Ranjish -2023- Hunters Original ❲FAST | 2025❳
If you watch it, do so with company. And be prepared to sit in silence when the credits roll.
In a landscape saturated with formulaic crime dramas, Ranjish (2023) arrives not as a whisper, but as a wound. Produced under the acclaimed Hunters Original banner—known for pushing the boundaries of raw, unflinching storytelling—this short film is a masterclass in atmospheric tension and tragic inevitability. It doesn't just tell a story; it forces you to sit with the discomfort of a soul slowly unraveling. The Premise: When Silence Becomes a Weapon At its core, Ranjish (translated as rancor or bitterness ) explores the quiet apocalypse of a broken marriage. Unlike typical domestic thrillers that rely on loud confrontations, the film opens on a scene of terrifying stillness. The protagonist, Ayaan (a career-defining performance by Kabir Mehta ), returns home to find his wife, Zara (the riveting Anushka Sen ), seated at a dimly lit dinner table. The food is cold. The air is colder. Ranjish -2023- Hunters Original
★★★★½ (4.5/5) Watch it if you liked: Marriage Story (but darker), The Son , or A Separation . Avoid if: You are sensitive to depictions of psychological manipulation or domestic tension. Ranjish is currently streaming exclusively on Hunters Original . Viewer discretion is advised. If you watch it, do so with company
Anushka Sen, however, is the film’s quiet earthquake. With minimal dialogue, she conveys decades of exhaustion, hope, and finally, a cold, deliberate clarity. Her final shot—a single tear rolling down her cheek as she smiles—is already being called one of the most memorable closing images of 2023 indie cinema. Since its release on the Hunters Original platform in late 2023, Ranjish has sparked heated debate.
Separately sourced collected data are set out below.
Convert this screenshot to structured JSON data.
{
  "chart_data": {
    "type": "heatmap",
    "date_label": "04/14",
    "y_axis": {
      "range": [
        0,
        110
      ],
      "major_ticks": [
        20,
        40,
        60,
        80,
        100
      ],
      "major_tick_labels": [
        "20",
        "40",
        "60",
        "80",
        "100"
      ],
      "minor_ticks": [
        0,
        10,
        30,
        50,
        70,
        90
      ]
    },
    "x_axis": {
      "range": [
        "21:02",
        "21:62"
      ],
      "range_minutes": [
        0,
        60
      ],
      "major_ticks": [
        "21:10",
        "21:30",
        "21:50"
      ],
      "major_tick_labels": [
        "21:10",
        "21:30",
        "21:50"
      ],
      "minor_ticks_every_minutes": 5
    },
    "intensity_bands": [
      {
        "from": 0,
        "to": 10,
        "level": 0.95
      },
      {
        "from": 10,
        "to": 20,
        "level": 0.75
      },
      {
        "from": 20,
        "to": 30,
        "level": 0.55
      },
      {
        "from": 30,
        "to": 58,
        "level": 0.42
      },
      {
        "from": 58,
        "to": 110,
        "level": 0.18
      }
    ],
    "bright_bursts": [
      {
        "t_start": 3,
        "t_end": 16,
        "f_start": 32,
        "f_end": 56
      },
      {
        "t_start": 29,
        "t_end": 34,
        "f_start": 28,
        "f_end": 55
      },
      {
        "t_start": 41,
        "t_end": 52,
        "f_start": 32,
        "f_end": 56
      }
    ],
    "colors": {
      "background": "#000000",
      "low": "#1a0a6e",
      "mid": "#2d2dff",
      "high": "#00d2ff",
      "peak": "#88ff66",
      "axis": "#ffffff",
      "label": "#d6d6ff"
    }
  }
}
Some critics have called it “relentlessly bleak” and “difficult to watch.” Others have hailed it as a necessary reckoning with emotional abuse—a topic often sanitized or romanticized in mainstream media. Unlike typical domestic thrillers that rely on loud
What follows is not a dialogue but an autopsy of a relationship. Through fragmented flashbacks and heavy silences, we learn that Zara has discovered Ayaan’s secret—not an affair, but something far more corrosive: a pattern of emotional erasure, gaslighting, and quiet domination. The film’s title, Ranjish , hangs over every frame like a shroud. Hunters Original has built a reputation for stripping away the gloss from crime and psychological drama. With Ranjish , they go a step further. The crime here is not a murder or a heist—it’s the slow assassination of another person’s spirit. The film’s visual language reflects this: claustrophobic close-ups, a desaturated color palette leaning toward muddy browns and deep blues, and sound design that amplifies the creak of a floorboard or the drip of a leaky faucet into instruments of dread.